Rindu kadang tak terbendung

Meski mendung memulangkan hujan ke bumi

 

Kangen - rindu tetaplah saudara dengan nyanyian angin

Meninggalkan genangan kenangan yang tak kunjung surut

Lalu lalang hiruk pikuk pasar. riuh manusia yang  gegap gempita

Dan setiap orang sibuk dengan kenangan,

rindu dan pikirannya sendiri. hakikatnya sepi, menepi.

 

Kuseruput secangkir kopi gemplong

yang ditumbuk dengan lesung

oleh simbah tua bersenjatakan alu

Sepiring tempe benguk bersanding cabe rawit

pedas kemranyas menggigit

rasa ku luruh, luluh...

rinduku tak terbendung,

akankah rindumu terbendung mendung?

 

17 Oktober 2020

 

 

 

 

Kidung Pamungkas, nama pena dari Sugeng Winarto, lahir di Kebumen 28 Maret 1983.  Pernah kuliah di Akademi Keperawatan Karya Nhakti Husada Yogyakarta. Kini sebagai pelaku supranatural yang mencintai budaya Jawa.

 

***----------***

 

 

 

SITI WAHYUNI

 

 

 

Kau

 

 

Pada jiwa yang tak nampak

Aku terus menghindarimu

Namun aku tak tahu

Kau dimana

 

Pada jiwa yang tak kasat mata

Aku berlari menjauhimu

Namun aku tak tahu

Kau dimana

 

Pada jiwa yang tak terlihat

Namun ada sifat jahat

Yang harus aku sekat

Agar kau tak mendekat

 

Aku harus kuat

Aku harus semangat

Agar tak jadi laknat

 

 

Seputar Alwa ,13 Agustus 2020

 

 

 

Siti Wahyuni S.Pd, lahir di Kulonprogo 22 Februari 1976. Alumni UNY (Pendidikan Geografi) dan UT (PGSD).
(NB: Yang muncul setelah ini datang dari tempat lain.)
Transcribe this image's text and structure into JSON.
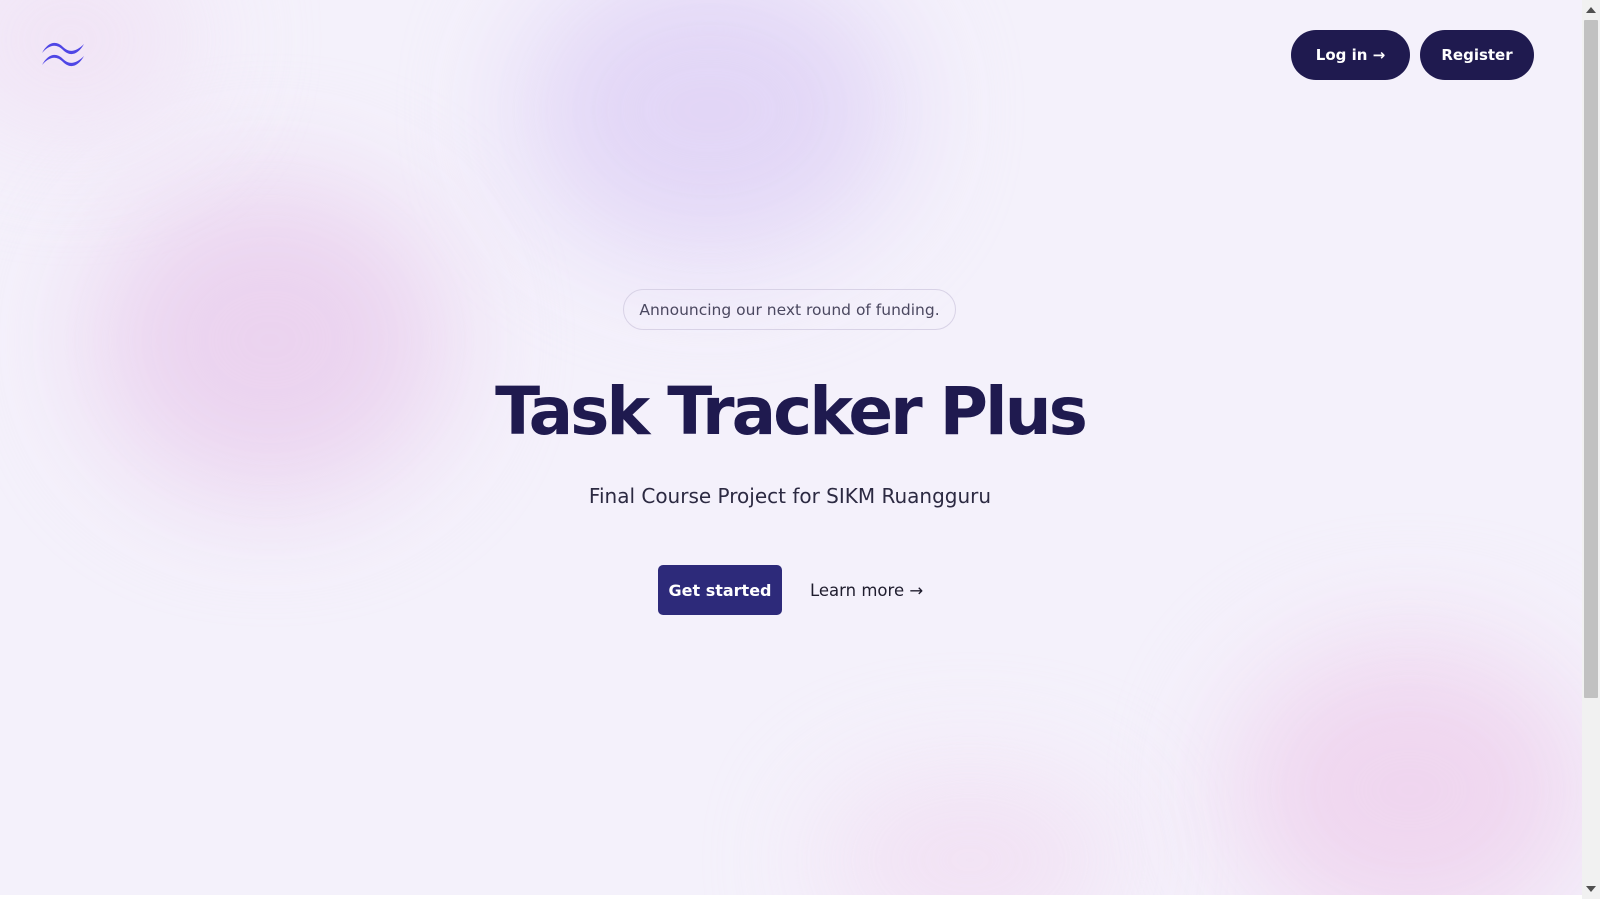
{
  "header": {
    "logo_icon": "tailwind-waves-icon",
    "login_label": "Log in →",
    "register_label": "Register"
  },
  "hero": {
    "announcement": "Announcing our next round of funding.",
    "title": "Task Tracker Plus",
    "subtitle": "Final Course Project for SIKM Ruangguru",
    "primary_cta": "Get started",
    "secondary_cta": "Learn more →"
  },
  "colors": {
    "brand_dark": "#1f1a4f",
    "primary_button": "#2d2a7a",
    "logo_blue": "#4f46e5",
    "background": "#f4f1fb"
  },
  "scrollbar": {
    "up_icon": "scroll-up-arrow-icon",
    "down_icon": "scroll-down-arrow-icon"
  }
}
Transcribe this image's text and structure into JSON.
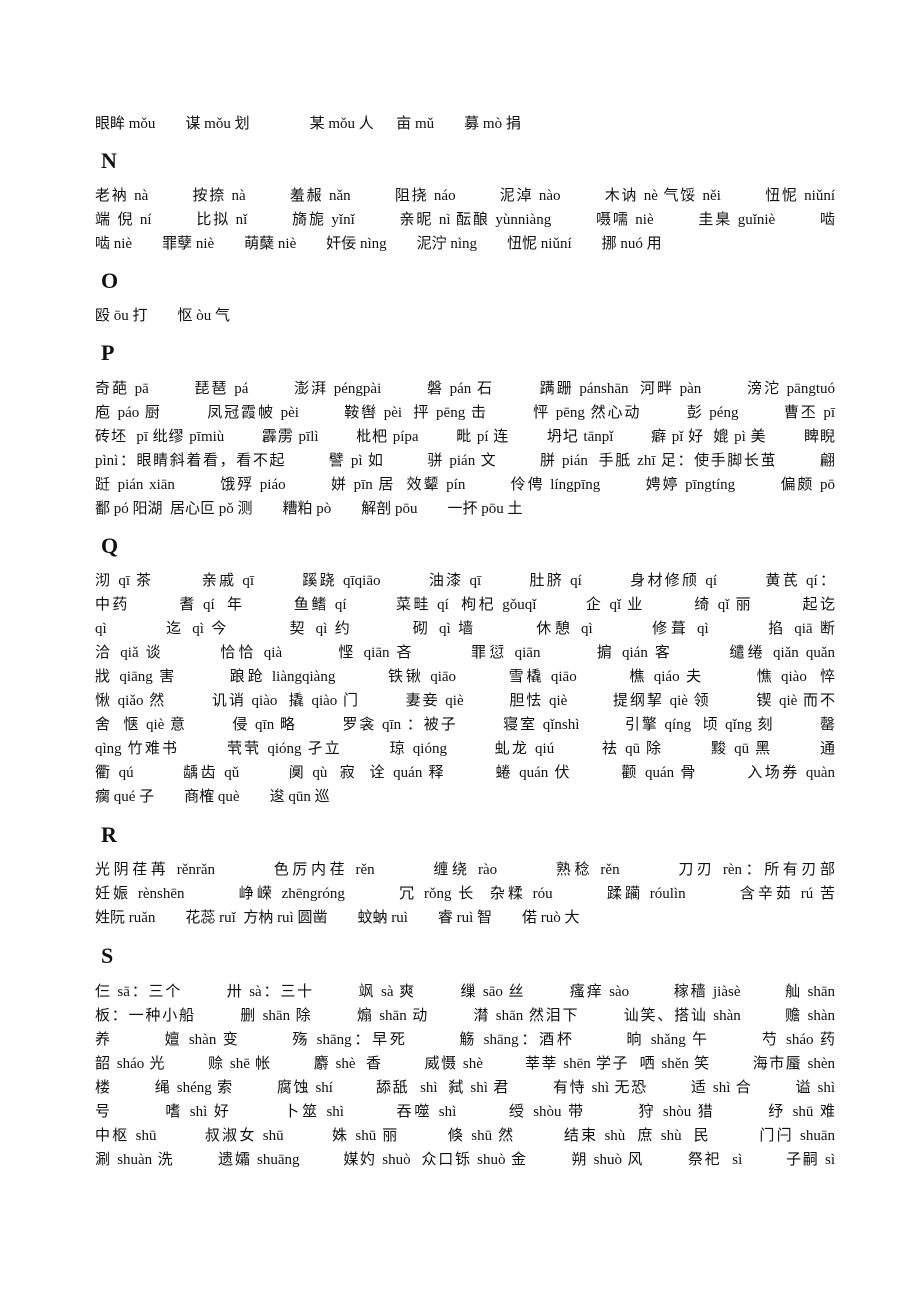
{
  "sections": [
    {
      "letter": "",
      "lines": [
        "眼眸 mǒu        谋 mǒu 划                某 mǒu 人      亩 mǔ        募 mò 捐"
      ]
    },
    {
      "letter": "N",
      "lines": [
        "老衲 nà        按捺 nà        羞赧 nǎn        阻挠 náo        泥淖 nào        木讷 nè 气馁 něi        忸怩 niǔní",
        "端 倪 ní        比拟 nǐ        旖旎 yǐnǐ        亲昵 nì 酝酿 yùnniàng        嗫嚅 niè        圭臬 guǐniè        啮",
        "啮 niè        罪孽 niè        萌蘖 niè        奸佞 nìng        泥泞 nìng        忸怩 niǔní        挪 nuó 用"
      ]
    },
    {
      "letter": "O",
      "lines": [
        "殴 ōu 打        怄 òu 气"
      ]
    },
    {
      "letter": "P",
      "lines": [
        "奇葩 pā        琵琶 pá        澎湃 péngpài        磐 pán 石        蹒跚 pánshān  河畔 pàn        滂沱 pāngtuó",
        "庖 páo 厨        凤冠霞帔 pèi        鞍辔 pèi  抨 pēng 击        怦 pēng 然心动        彭 péng        曹丕 pī",
        "砖坯  pī 纰缪 pīmiù        霹雳 pīlì        枇杷 pípa        毗 pí 连        坍圮 tānpǐ        癖 pǐ 好  媲 pì 美        睥睨",
        "pìnì：眼睛斜着看，看不起        譬 pì 如        骈 pián 文        胼 pián  手胝 zhī 足：使手脚长茧        翩",
        "跹 pián xiān        饿殍 piáo        姘 pīn 居  效颦 pín        伶俜 língpīng        娉婷 pīngtíng        偏颇 pō",
        "鄱 pó 阳湖  居心叵 pǒ 测        糟粕 pò        解剖 pōu        一抔 pōu 土"
      ]
    },
    {
      "letter": "Q",
      "lines": [
        "沏 qī 茶        亲戚 qī        蹊跷 qīqiāo        油漆 qī        肚脐 qí        身材修颀 qí        黄芪 qí：",
        "中药        耆 qí  年        鱼鳍 qí        菜畦 qí  枸杞 gǒuqǐ        企 qǐ 业        绮 qǐ 丽        起讫",
        "qì        迄 qì 今        契 qì 约        砌 qì 墙        休憩 qì        修葺 qì        掐 qiā 断",
        "洽 qiǎ 谈        恰恰 qià        悭 qiān 吝        罪愆 qiān        掮 qián 客        缱绻 qiǎn quǎn",
        "戕 qiāng 害        踉跄 liàngqiàng        铁锹 qiāo        雪橇 qiāo        樵 qiáo 夫        憔 qiào  悴",
        "愀 qiǎo 然        讥诮 qiào  撬 qiào 门        妻妾 qiè        胆怯 qiè        提纲挈 qiè 领        锲 qiè 而不",
        "舍  惬 qiè 意        侵 qīn 略        罗衾 qīn ：被子        寝室 qǐnshì        引擎 qíng  顷 qǐng 刻        罄",
        "qìng 竹难书        茕茕 qióng 孑立        琼 qióng        虬龙 qiú        祛 qū 除        黢 qū 黑        通",
        "衢 qú        龋齿 qǔ        阒 qù  寂  诠 quán 释        蜷 quán 伏        颧 quán 骨        入场券 quàn",
        "瘸 qué 子        商榷 què        逡 qūn 巡"
      ]
    },
    {
      "letter": "R",
      "lines": [
        "光阴荏苒 rěnrǎn        色厉内荏 rěn        缠绕 rào        熟稔 rěn        刀刃 rèn：所有刃部",
        "妊娠 rènshēn        峥嵘 zhēngróng        冗 rǒng 长  杂糅 róu        蹂躏 róulìn        含辛茹 rú 苦",
        "姓阮 ruǎn        花蕊 ruǐ  方枘 ruì 圆凿        蚊蚋 ruì        睿 ruì 智        偌 ruò 大"
      ]
    },
    {
      "letter": "S",
      "lines": [
        "仨 sā：三个        卅 sà：三十        飒 sà 爽        缫 sāo 丝        瘙痒 sào        稼穑 jiàsè        舢 shān",
        "板：一种小船        删 shān 除        煽 shān 动        潸 shān 然泪下        讪笑、搭讪 shàn        赡 shàn",
        "养        嬗 shàn 变        殇 shāng：早死        觞 shāng：酒杯        晌 shǎng 午        芍 sháo 药",
        "韶 sháo 光        赊 shē 帐        麝 shè  香        威慑 shè        莘莘 shēn 学子  哂 shěn 笑        海市蜃 shèn",
        "楼        绳 shéng 索        腐蚀 shí        舔舐  shì  弑 shì 君        有恃 shì 无恐        适 shì 合        谥 shì",
        "号        嗜 shì 好        卜筮 shì        吞噬 shì        绶 shòu 带        狩 shòu 猎        纾 shū 难",
        "中枢 shū        叔淑女 shū        姝 shū 丽        倏 shū 然        结束 shù  庶 shù  民        门闩 shuān",
        "涮 shuàn 洗        遗孀 shuāng        媒妁 shuò  众口铄 shuò 金        朔 shuò 风        祭祀  sì        子嗣 sì"
      ]
    }
  ]
}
Saat ini mengajar di SD Negeri Percobaan 4. Menulis puisi sejak SMP. Tinggal di Kedungdowo Wates.

 

***----------***

 

Tidak ada komentar:

Posting Komentar

  K A R Y A     AHMAD MALIKI MASHAR     Suluh Penyuluh   Mulut berbisa mengurut luka Menepuk dada tersuruk bangga Berlulur s...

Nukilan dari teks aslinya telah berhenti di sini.